I recently wrote a blog where I pulled an article from the UK Telegraph saying that our movement is nothing more than the "least inspiring movement in recent years".
I am adamant that one of the main reasons for this and other types of negative press out there is because of the billboard campaign by American Atheists. The billboards are inflammatory. They are not thought provoking or lead to thoughtful debate or discussion. They are insulting and I am frustrated that this is how American Atheists think our movement should be perceived and represented. I have wrote to the Chairman of the Board of AA and asked him to reconsider this campaign. Although the idea of the billboard I'm all for, what they say needs to make people say or think "wow, that's great, and it's something I want to check out further". We need to do better!
What are your thoughts on this? Do we need to write to American Atheists via petition?
Negative Examples of the Campaign:
"You KNOW It's a Myth. Celebrate the Season with Reason" - This is the most common one.
"You Know There Is No God -- We Know You're Right!"
"Jesus Affirmed a Gay Couple"
"You know they are All Scams"
"Don't believe in God?" "You are not alone."
IMO, those examples you've given aren't negative at all. Not in a scathing way. They are just matter-of-fact, and, imo, all religions ARE scams. I see nothing wrong with saying these.
I think we also need to understand the medium here. Any billboard with more than 8 words is overkill. Typically, any more than that and they won't be / can't be read, though it is not uncommon to see some that have much more than that.
When people are driving down the road, the message must catch their attention and identitfy to them where they can learn more (or buy the product, or where to turn off to eat at Joe's Diner). They are not meant to be thought-provoking, and they can't be.
Also, a mixture of approaches will likely get more results, as different people respond to different things.
I just don't see a big issue here. No matter what atheists say, theists will likely have a problem with it on some level. That is unavoidable. There is no way to frame your message in a way that never offends anyone at any time.

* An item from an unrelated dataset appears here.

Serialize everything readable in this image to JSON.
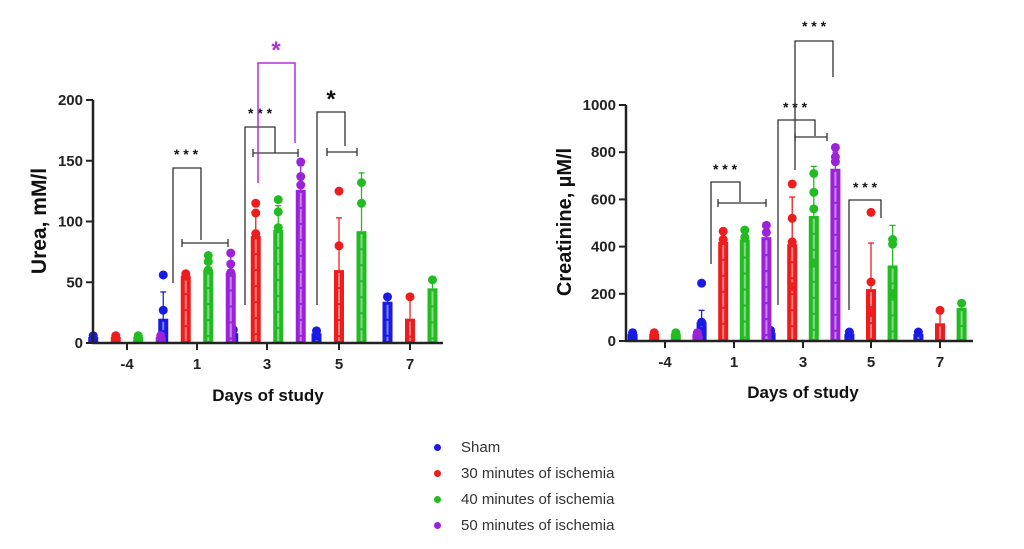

Dallas I take issue especially in the last one "You know they are all Scams". It is an insult. But I get your perspective.
I've done a lot of work in conflict resolution and the way to get a point across is not to cause defensiveness through aggression which is what it does.
I hate to take O'Reilly's viewpoint, but taken out of context, if I call anything you care about "a scam" it is insulting. It would give me no reason to engage your further.
I understand what you're saying, but not long ago I ran across some research that showed that people cling to their beliefs all the stronger when you've systematically shown them that they are flawed. I can't quite remember the source at the moment, or I'd link to it, but it was something along those lines.
Trying to reason with someone IS NOT an effective tool for getting them to change their minds. Of course, I understand that calling them an idiot is ineffective, either. Ultimately, I think it has to be a realization in the individual himself. He has to take the step to acknowledge that his beliefs are without evidence. If he can't do that, then reason, ridicule, shame, or social shunning will not do it.
Then how about a message that is engaging rather than provoking?
Aspire to Reason
Perhaps it's a type of Dunning-Kruger effect, where religious people tend to overestimate the validity of religious arguments and its proponents, and underestimate the validity of scientific arguments and its proponents. In religion, the search for knowledge is assumed to be negative and persons with knowledge should be doubted.
Many religious people refuse to accept the authority of scientists upon the meaning and origin of life, and therefore ignore the arguments. Admittedly, I am not very good at listening to and concidering the arguments of religion, because I fnd it hard to understand why anyone would doubt the massive amount of evidence to the contrary.
The most worrying thing about religioin is not it's acceptance of a higher being, it's the rejection of evidence based science.